I spent three days in Vilnius, the capital city of Lithuania, and it was really pleasant. Vilnius is known to have the biggest old town of Europe, which is quite nice to look at. They have a huge university with several courtyards, lots of small parks and churches everywhere. 



Besides the Repubic of Uzupis there are severall other things I found that are nice to see. So for example the tile with the star on the cathedral square. It marks one end of the human chain going from Vilnius to Tallinn to peacefully protest for independence from Russia. It was 650 km or 2 million people long. After the start of the second world war, first the Sovjets then the Nazis and then the Sovjets again deported or killed loads of Lithuanians. I saw the genocide museum that focussed on crimes to surpress lithuanian independence through Stalin and afterwards. And while it surely was a harsh time for jews there when the Nazis had Lithuania, it was still a better time for everyone else than when Stalin had the country. It got better after he died but most of the deported people (about a tenth of them were children) never saw Lithuania again. Good to know: one big player in reaching independence in Lithuania was the church fighting for their right to believe. So when they made this human chain and it finally lead to independence of the baltic states, they placed the tile and wrote "stebukla" around which means "wish" and they say if you spin once on that tile your wish comes true.



Of course I tried it – but first I had to figure out what to wish for. Love, money, success? Way too ordinary and boring. I won’t tell you what I wished for but I will tell you if it comes true.



Another great thing was the hill of the three crosses – another memorial for the resistance against the Sovjets. In the 17th century three missionaries were cruzified there, and the crosses where kept in shape by the population. But the Sovjets destroyed them as well as all other crosses anywhere. So the people of Vilnius just put up new ones and left the destroyed ones there to see. Nevertheless, you have a great sight over all the city from up there.



I even went up once in the late evening to get some pictures of the skyline. It turned out afterwards that I forgot my SD-card, therefore I only have one picture in bad phone quality. But at least I could enjoy the great sight up there. Also, it was the same day when while walking through the old town of Vilnius and all ist parks I saw in total ten different brides, mostly shooting photos or on their way to their wedding party. But on the three crosses hill in front of the skyline of Vilnius, while enjoying the warm evening, I could even see a guy proposing to his girlfriend. Of course she said yes and then they were both so happy, it was really heartwarming to see. Who says Paris is the city of love? Come to Vilnius!



Some of you may have heard about the urban knitting thend – in Vilnius I found, as I would call it, urban sewing! Found in front of the St. Annes church.

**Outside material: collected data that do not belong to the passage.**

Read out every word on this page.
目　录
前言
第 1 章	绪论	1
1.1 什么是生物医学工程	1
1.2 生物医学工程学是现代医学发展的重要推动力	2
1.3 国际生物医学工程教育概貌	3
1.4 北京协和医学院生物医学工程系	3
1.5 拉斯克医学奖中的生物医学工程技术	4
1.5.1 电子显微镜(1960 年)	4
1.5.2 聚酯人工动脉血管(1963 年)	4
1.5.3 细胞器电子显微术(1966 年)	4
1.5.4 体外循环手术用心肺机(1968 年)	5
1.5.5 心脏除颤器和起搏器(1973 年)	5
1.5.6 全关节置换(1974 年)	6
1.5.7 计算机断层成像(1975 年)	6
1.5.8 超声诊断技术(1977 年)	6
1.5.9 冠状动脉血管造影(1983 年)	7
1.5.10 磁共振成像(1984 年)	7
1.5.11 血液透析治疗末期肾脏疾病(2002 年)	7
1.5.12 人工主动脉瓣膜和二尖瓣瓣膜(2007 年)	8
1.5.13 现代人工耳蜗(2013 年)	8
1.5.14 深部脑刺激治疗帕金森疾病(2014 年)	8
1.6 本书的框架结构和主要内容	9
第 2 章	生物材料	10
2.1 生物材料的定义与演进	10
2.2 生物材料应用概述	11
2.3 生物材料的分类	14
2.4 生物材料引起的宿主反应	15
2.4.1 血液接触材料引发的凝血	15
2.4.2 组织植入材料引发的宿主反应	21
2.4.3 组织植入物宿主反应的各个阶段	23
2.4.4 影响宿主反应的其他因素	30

And of course, for one day I went to Trakai, a village on a peninsula of a lake with a really beautiful castle on an island (but connected to the peninsula with a bridge). The village was originally inhabitated by the Karaites („Karäer“), a turkspeaking jewish community. They had a quite original style of houses, with the gables facing the street and having exactly three windows there. I only have a photo in bad phone quality as well because I forgot my SD-card, but it is totally worth to google for pictures of „Trakai“, because it is really beautiful there! Still, I had a wonderful hot day on the castle island. The water of the lake was cristal clear, you could see every fish, and the temperature was just right for swimming. And besides, it was just half an hour from Vilnius.